After the Foundation / new WordCamp organization article last week, I had some followup with Matt Mullenweg regarding several details.
For one, the new organization will indeed be a subsidiary of the WordPress Foundation, and it will be a public benefit corporation. Matt said the point of the structure was, “make the foundation’s finances much simpler, infinitely smaller, and remove some weird restrictions that event sponsors had.”
Also, Matt said that he doesn’t think companies can deduct sponsorship dollars, “because the benefit they receive is equal to the sponsorship.” He compared it to how you wouldn’t buy something from the Red Cross and then deduct the value of your purchase. So since there is a value trade, and it’s not a strict gift, it’s not a deduction. He did say he’d followup to confirm Automattic doesn’t deduct theirs, but was pretty sure they don’t.
In regard to my comments about whether Joyent was WordPress.org’s first host, and I thought maybe the author of the article meant WordPress.com, Matt said Joyent actually was .org’s first hosting company, and it was simultaneously the host for many other open source project.

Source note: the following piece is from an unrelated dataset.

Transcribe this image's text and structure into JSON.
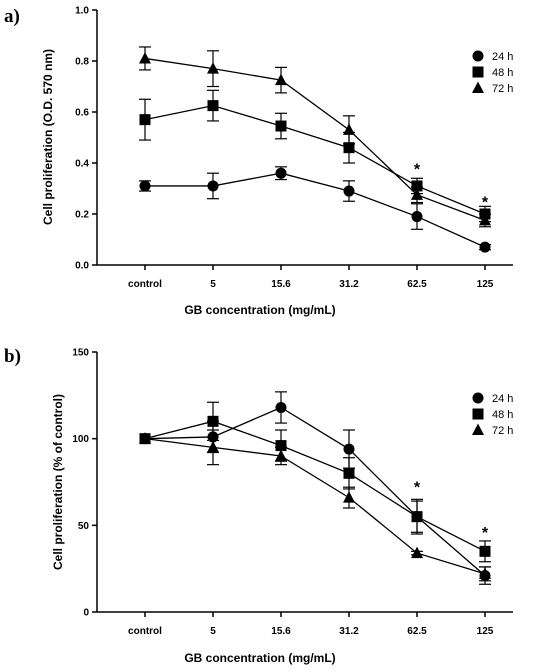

Today, he clarified, WordPress.org is the last of Matt’s properties on Peer 1 (and sounds like maybe it won’t be forever).
In a related story, Matt said WordPress.com’s first hosting setup was actually 8 Dell servers he bought and he and Donncha set them up. He called it “a huge mistake” and they didn’t buy servers again for around eight years. Automattic now controls their servers again, “from power up,” colocating across a dozen datacenters or so. This was a fun aside to our conversation and a topic I plan to do more digging into.
As to the WordPress Foundation board, he says Mark and Jason were invited to be on the board in 2009, but they didn’t get around to doing the actual paperwork until 2015. That’s baffling to me, but goes inline with what I’ve heard from a couple of other people that said they knew those two folks were on the Foundation board (or were intended to be).
I was surprised (like I said in my original article) that he hadn’t brought up the existence of a formal board before, considering the various calls over the years for one to be made. He said those calls were primarily for an elected board, which he doesn’t foresee happening as long as he maintains his health, as the current structure for the foundation “results have been excellent.”
I’m thankful to Matt for providing me with these answers, and for Rose Goldman’s help as well. I definitely had a couple of inaccurate assumptions in the original article, and I’m still glad I posted it, because we’ve all come away with more knowledge in the end and I was pretty transparent with what I knew and didn’t know in the first go around. Let me know if you have any additional feedback!